During this week's Little By Little matching campaign, donations up to $50 are matched at 50%. This is a great way to turn a litle into a lot! We hope you'll take this opportunity to donate before the campaign ends on Friday, March 12.

Speaking of transforming a little into a lot, we recently announced winners of our Waste to Art competition held under the theme “Amazing Seabirds: Our Birds, Our Islands, Our Future.” Participants from islands throughout St. Vincent and the Grenadines and Grenada turned trash into beautiful sculptures of seabirds in order to raise awareness about the plight of these birds and the threat that plastic and other litter poses for wildlife. Learn more.

The citizen scientists of the Grenadines Seabird Guardians have been busy conducting surveys as well, including using remote cameras and other devices to search for invasive predators like rats on uninhabited islands. The field work was successful, allowing us to update maps showing where non-native mammals are found, and they also managed to clean up a lot of litter, making the island safer for birds, sea turtles, and other wildlife that can get entangled in or eat plastics and other waste. It's good timing because the migratory gulls and terns have just returned to start their nesting season!
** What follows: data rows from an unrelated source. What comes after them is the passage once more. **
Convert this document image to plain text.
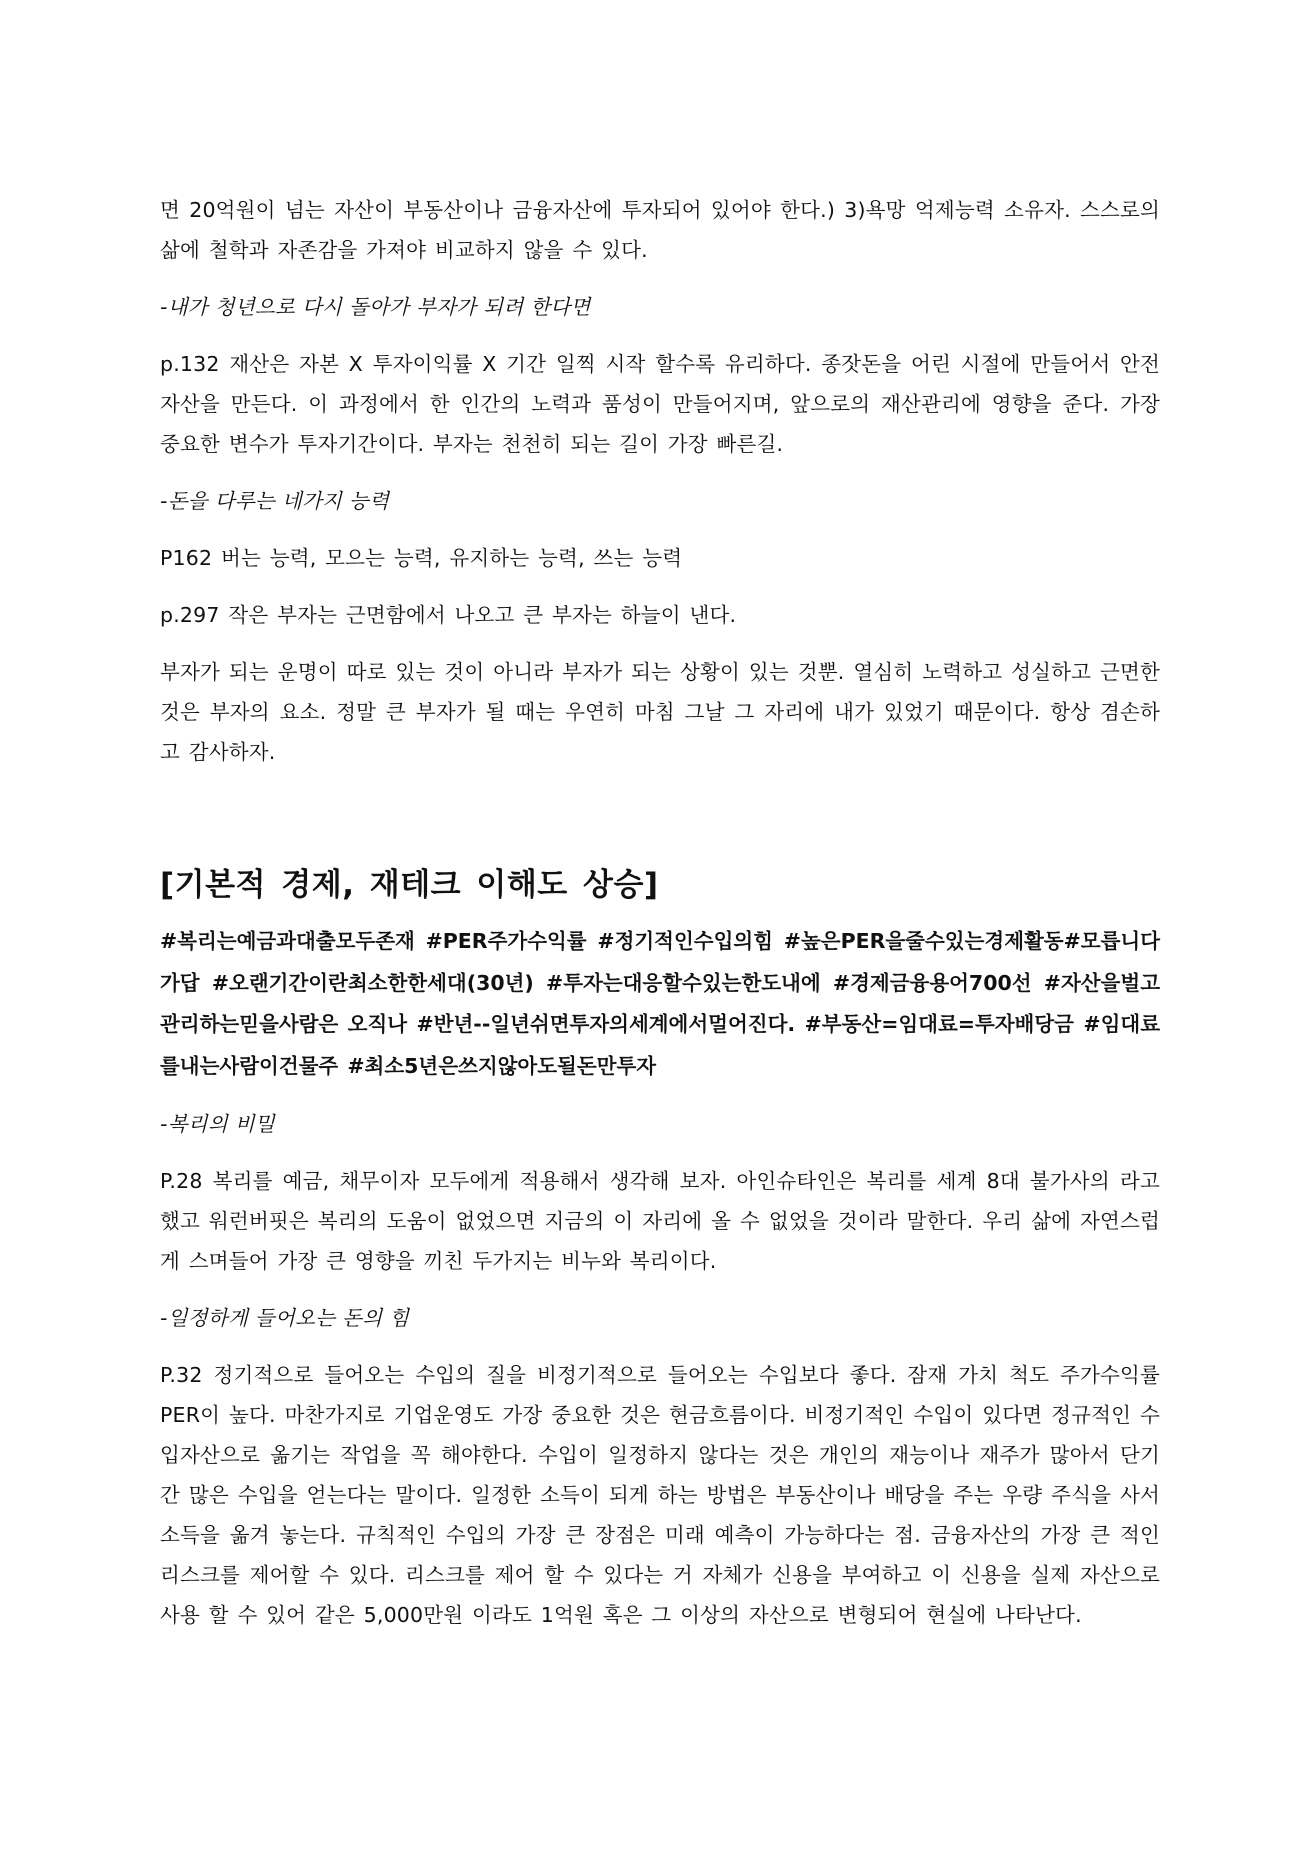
면 20억원이 넘는 자산이 부동산이나 금융자산에 투자되어 있어야 한다.) 3)욕망 억제능력 소유자. 스스로의 삶에 철학과 자존감을 가져야 비교하지 않을 수 있다.

-내가 청년으로 다시 돌아가 부자가 되려 한다면

p.132 재산은 자본 X 투자이익률 X 기간 일찍 시작 할수록 유리하다. 종잣돈을 어린 시절에 만들어서 안전자산을 만든다. 이 과정에서 한 인간의 노력과 품성이 만들어지며, 앞으로의 재산관리에 영향을 준다. 가장 중요한 변수가 투자기간이다. 부자는 천천히 되는 길이 가장 빠른길.

-돈을 다루는 네가지 능력

P162 버는 능력, 모으는 능력, 유지하는 능력, 쓰는 능력

p.297 작은 부자는 근면함에서 나오고 큰 부자는 하늘이 낸다.

부자가 되는 운명이 따로 있는 것이 아니라 부자가 되는 상황이 있는 것뿐. 열심히 노력하고 성실하고 근면한 것은 부자의 요소. 정말 큰 부자가 될 때는 우연히 마침 그날 그 자리에 내가 있었기 때문이다. 항상 겸손하고 감사하자.

[기본적 경제, 재테크 이해도 상승]

#복리는예금과대출모두존재 #PER주가수익률 #정기적인수입의힘 #높은PER을줄수있는경제활동#모릅니다가답 #오랜기간이란최소한한세대(30년) #투자는대응할수있는한도내에 #경제금융용어700선 #자산을벌고관리하는믿을사람은 오직나 #반년--일년쉬면투자의세계에서멀어진다. #부동산=임대료=투자배당금 #임대료를내는사람이건물주 #최소5년은쓰지않아도될돈만투자

-복리의 비밀

P.28 복리를 예금, 채무이자 모두에게 적용해서 생각해 보자. 아인슈타인은 복리를 세계 8대 불가사의 라고 했고 워런버핏은 복리의 도움이 없었으면 지금의 이 자리에 올 수 없었을 것이라 말한다. 우리 삶에 자연스럽게 스며들어 가장 큰 영향을 끼친 두가지는 비누와 복리이다.

-일정하게 들어오는 돈의 힘

P.32 정기적으로 들어오는 수입의 질을 비정기적으로 들어오는 수입보다 좋다. 잠재 가치 척도 주가수익률 PER이 높다. 마찬가지로 기업운영도 가장 중요한 것은 현금흐름이다. 비정기적인 수입이 있다면 정규적인 수입자산으로 옮기는 작업을 꼭 해야한다. 수입이 일정하지 않다는 것은 개인의 재능이나 재주가 많아서 단기간 많은 수입을 얻는다는 말이다. 일정한 소득이 되게 하는 방법은 부동산이나 배당을 주는 우량 주식을 사서 소득을 옮겨 놓는다. 규칙적인 수입의 가장 큰 장점은 미래 예측이 가능하다는 점. 금융자산의 가장 큰 적인 리스크를 제어할 수 있다. 리스크를 제어 할 수 있다는 거 자체가 신용을 부여하고 이 신용을 실제 자산으로 사용 할 수 있어 같은 5,000만원 이라도 1억원 혹은 그 이상의 자산으로 변형되어 현실에 나타난다.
The Working Group that oversees the Grenadines Seabird Conservation Plan has met online to discuss the issues of invasive mammals and seabird harvesting. The group is made up of diverse stakeholders, including government, non-profits, and fisherfolk, who advise on the best strategies to address crucial conservation concerns while making sure different perspectives are included.

I am really proud of our teams, those working remotely and in the field, who continue to make progress in protecting these regionally and globally important nesting sites for seabirds despite the restrictions posed by the pandemic. I hope you will show your support for their perserverance by contributing what you can during this matching campaign. Thank you!

Photos: 1. Rowena Kind Desouza (artist) 2. Annique Patterson (artist) 3 & 4. Kate Charles. All use by permission.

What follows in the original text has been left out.